Sache. Ich habe schon an anderer Stelle ausgedrückt, dass die Gefahr einer Inszenierten Veranstaltung im Raume steht. Merkwürdig, dass so viele Pressevertreter zugegen waren bei den Aktionen der 3000 Polizisten, so dass es zur Quasi Live-Berichterstattung kam , wie bei den Spielen der FussballWM. Hoffentlich werden die Ermittlungsergebnisse dem Aufwand gerecht, sonst geht dieser Schuss nach Hinten los, auch angesichts des überlauten Schweigens zu anderen offensichtlichen Problemen, zuletzt in BW

die Wortwahl stimmt mich bedenklich, denn vom

"Abgrund terroristischer Bedrohung" - den Nancy hier sieht, ist es nur ein sprachlich kurzer Weg zum "Abgrund von Landesverrat", den Kanzler Adenauer in einer veröffentlichung des SPIEGEL meinte wahrnehmen zu müssen- wie sich herausstellte, eine dem Inhalt des maßgeblichen Artikels so gar nicht gerecht werdende Formulierung, die dann auch folgerichtig auf ihn zurückfiel. Wenn es schlecht ausgeht, fällt die Begrifflichkeit, die unsere IM hier verwandte, auf sie zurück. Hoffen wir auf Ermittlungsergebnisse , die dem Aufwand und auch der Formulierung wenigstens annähernd gerecht werden können. Angesichts des theologischen Kontextes können entsprechende Gebete nicht schaden, nicht wahr?

Ein Puetschchen eher ...

... denn wenn es nur ein Adliger war, zudem dieser unbekannte Herr im gauland-braunen Jackett, eine Afd-Politikerin u. Richterin, soweit ich das wahrnahm Unteroffiziersraenge und ein paar andere, so haetten die wenig ausgerichtet. Allenfalls haette es ein paar Tote im Reichstag gegeben, schlimm genug. Zieht man historische Parallelen, so draengt sich der Kapp-Putsch auf, der erste Versuch der voelkisch Rechten Pickelhauben 1920 oder der Hitler Putsch 1923. Beide scheiterten grandios, aber sie kamen wieder, da man die richtigen Konsequenzen nicht zog. Also: Aufrollen bis zum letzten Beteiligten, strenge Urteile und vor allem in der Politik schauen, dass sowas keinen Zulauf erhaelt, weil man der Bevoelkerung zuviel zumutet.

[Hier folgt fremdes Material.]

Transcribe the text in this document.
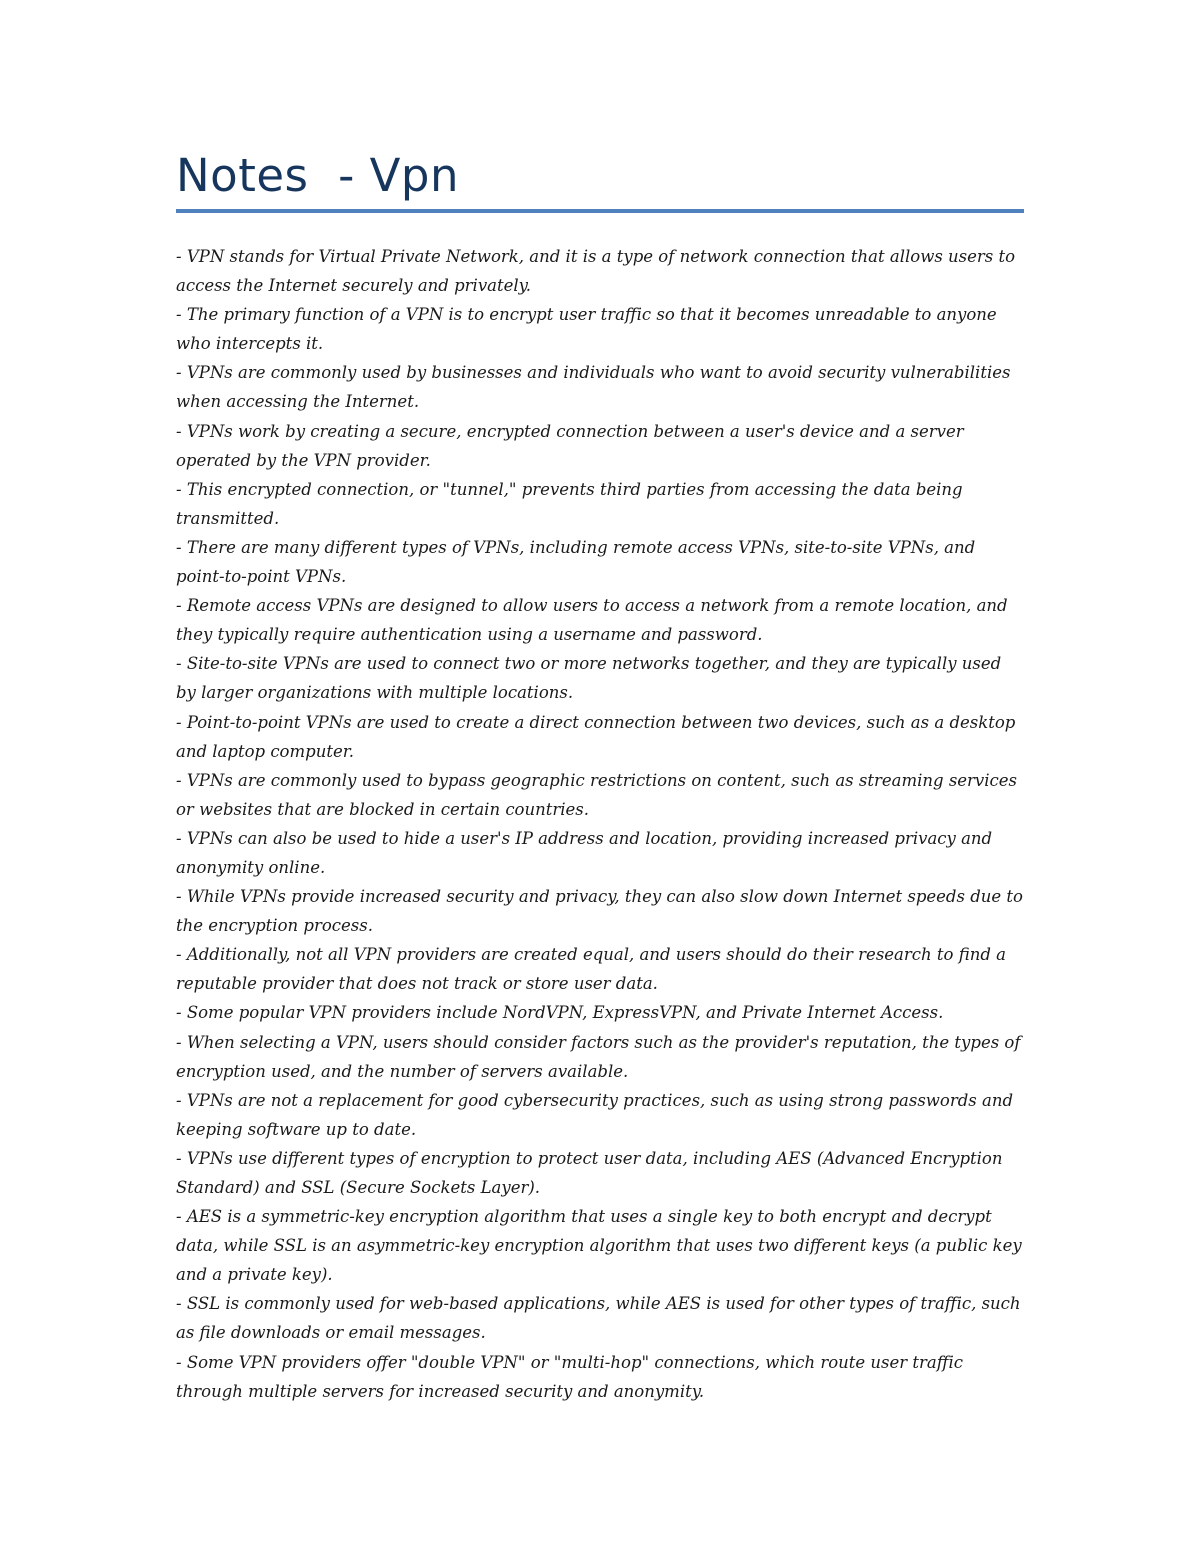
Notes  - Vpn
- VPN stands for Virtual Private Network, and it is a type of network connection that allows users to access the Internet securely and privately.
- The primary function of a VPN is to encrypt user traffic so that it becomes unreadable to anyone who intercepts it.
- VPNs are commonly used by businesses and individuals who want to avoid security vulnerabilities when accessing the Internet.
- VPNs work by creating a secure, encrypted connection between a user's device and a server operated by the VPN provider.
- This encrypted connection, or "tunnel," prevents third parties from accessing the data being transmitted.
- There are many different types of VPNs, including remote access VPNs, site-to-site VPNs, and point-to-point VPNs.
- Remote access VPNs are designed to allow users to access a network from a remote location, and they typically require authentication using a username and password.
- Site-to-site VPNs are used to connect two or more networks together, and they are typically used by larger organizations with multiple locations.
- Point-to-point VPNs are used to create a direct connection between two devices, such as a desktop and laptop computer.
- VPNs are commonly used to bypass geographic restrictions on content, such as streaming services or websites that are blocked in certain countries.
- VPNs can also be used to hide a user's IP address and location, providing increased privacy and anonymity online.
- While VPNs provide increased security and privacy, they can also slow down Internet speeds due to the encryption process.
- Additionally, not all VPN providers are created equal, and users should do their research to find a reputable provider that does not track or store user data.
- Some popular VPN providers include NordVPN, ExpressVPN, and Private Internet Access.
- When selecting a VPN, users should consider factors such as the provider's reputation, the types of encryption used, and the number of servers available.
- VPNs are not a replacement for good cybersecurity practices, such as using strong passwords and keeping software up to date.
- VPNs use different types of encryption to protect user data, including AES (Advanced Encryption Standard) and SSL (Secure Sockets Layer).
- AES is a symmetric-key encryption algorithm that uses a single key to both encrypt and decrypt data, while SSL is an asymmetric-key encryption algorithm that uses two different keys (a public key and a private key).
- SSL is commonly used for web-based applications, while AES is used for other types of traffic, such as file downloads or email messages.
- Some VPN providers offer "double VPN" or "multi-hop" connections, which route user traffic through multiple servers for increased security and anonymity.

Waeren hier Generaele u. Oberste beteiligt gewesen, so waere das hoechst bedenklich und richtig gefaehrlich geworden - die Moeglichkeit der Machtergreifung dieser Irren war hingegen kaum da.

Ich moechte hier eine Lanze fuer den Adel brechen: Als Ende der 70er der Guardia-Civil Kommandeur im span. Parlament einen Schuss feuerte u. die Macht ergreifen wollte, aktivierte Juan Carlos die Armee u. bekannte sich zur Demokratie! Ein Guter, trotz aller Fehltritte!